A short note on why a naive retrieval-augmented generation setup returned plausible-but-wrong answers, and the boring chunking and embedding mistakes behind it.

A small robot figure on a desk

My first RAG build did exactly what the tutorials promised and was completely useless. It embedded a pile of internal docs, stuffed the top matches into the prompt, and answered questions with total confidence and frequent wrongness. The model wasn't the problem. The retrieval was.

The first mistake was chunking by a fixed character count. I split everything into 1000-character blocks with no overlap, which meant half my chunks started or ended mid-sentence, and the one paragraph that actually answered a question was routinely sawn in two across a boundary. Neither half retrieved well, because neither half was a coherent thought.
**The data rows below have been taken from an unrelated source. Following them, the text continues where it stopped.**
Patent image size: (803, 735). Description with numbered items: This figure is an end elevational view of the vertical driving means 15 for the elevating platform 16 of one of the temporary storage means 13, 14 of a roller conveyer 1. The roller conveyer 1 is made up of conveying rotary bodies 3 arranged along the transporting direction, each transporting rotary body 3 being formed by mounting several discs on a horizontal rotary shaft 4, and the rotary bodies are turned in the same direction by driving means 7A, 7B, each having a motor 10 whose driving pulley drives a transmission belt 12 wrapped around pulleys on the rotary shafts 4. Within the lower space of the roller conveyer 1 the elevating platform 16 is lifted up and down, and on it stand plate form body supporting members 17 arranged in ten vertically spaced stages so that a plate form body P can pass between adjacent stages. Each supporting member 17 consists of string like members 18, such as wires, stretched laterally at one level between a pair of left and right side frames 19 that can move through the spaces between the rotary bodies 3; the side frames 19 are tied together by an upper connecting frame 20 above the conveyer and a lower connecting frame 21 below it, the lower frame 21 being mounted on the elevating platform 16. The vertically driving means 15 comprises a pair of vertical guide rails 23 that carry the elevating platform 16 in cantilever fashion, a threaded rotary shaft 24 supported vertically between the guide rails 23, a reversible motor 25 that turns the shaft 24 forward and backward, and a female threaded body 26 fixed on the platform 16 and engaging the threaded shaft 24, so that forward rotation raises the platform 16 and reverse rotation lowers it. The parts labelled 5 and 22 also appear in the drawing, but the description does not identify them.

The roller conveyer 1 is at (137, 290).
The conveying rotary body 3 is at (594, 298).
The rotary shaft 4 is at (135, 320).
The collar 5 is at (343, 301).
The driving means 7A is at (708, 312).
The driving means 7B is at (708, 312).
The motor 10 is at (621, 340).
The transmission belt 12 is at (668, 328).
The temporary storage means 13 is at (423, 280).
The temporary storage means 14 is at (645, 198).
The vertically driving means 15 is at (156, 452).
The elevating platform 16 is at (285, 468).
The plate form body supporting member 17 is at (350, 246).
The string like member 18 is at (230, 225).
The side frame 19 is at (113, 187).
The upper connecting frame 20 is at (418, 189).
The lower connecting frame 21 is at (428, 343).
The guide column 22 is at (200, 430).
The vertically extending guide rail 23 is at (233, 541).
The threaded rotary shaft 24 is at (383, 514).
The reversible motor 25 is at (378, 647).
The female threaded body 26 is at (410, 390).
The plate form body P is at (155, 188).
The second was trusting cosine similarity to mean relevance. It doesn't, quite. A chunk that shares vocabulary with the question scores well even when it says nothing useful, so a query about "renewing a certificate" happily pulled back a chunk about renewing a subscription because the words rhymed in embedding space. With no re-ranking and no threshold, I fed the model four near-misses and asked it to be clever. It obliged by inventing the bit that wasn't there.

The fix wasn't fancier. Chunk on semantic boundaries with overlap, add a cheap re-ranker after the vector search, and set a floor below which I retrieve nothing and let the model say it doesn't know. The lesson I keep relearning: RAG is a search problem wearing an AI hat, and if your search is bad, a better model just lies more fluently.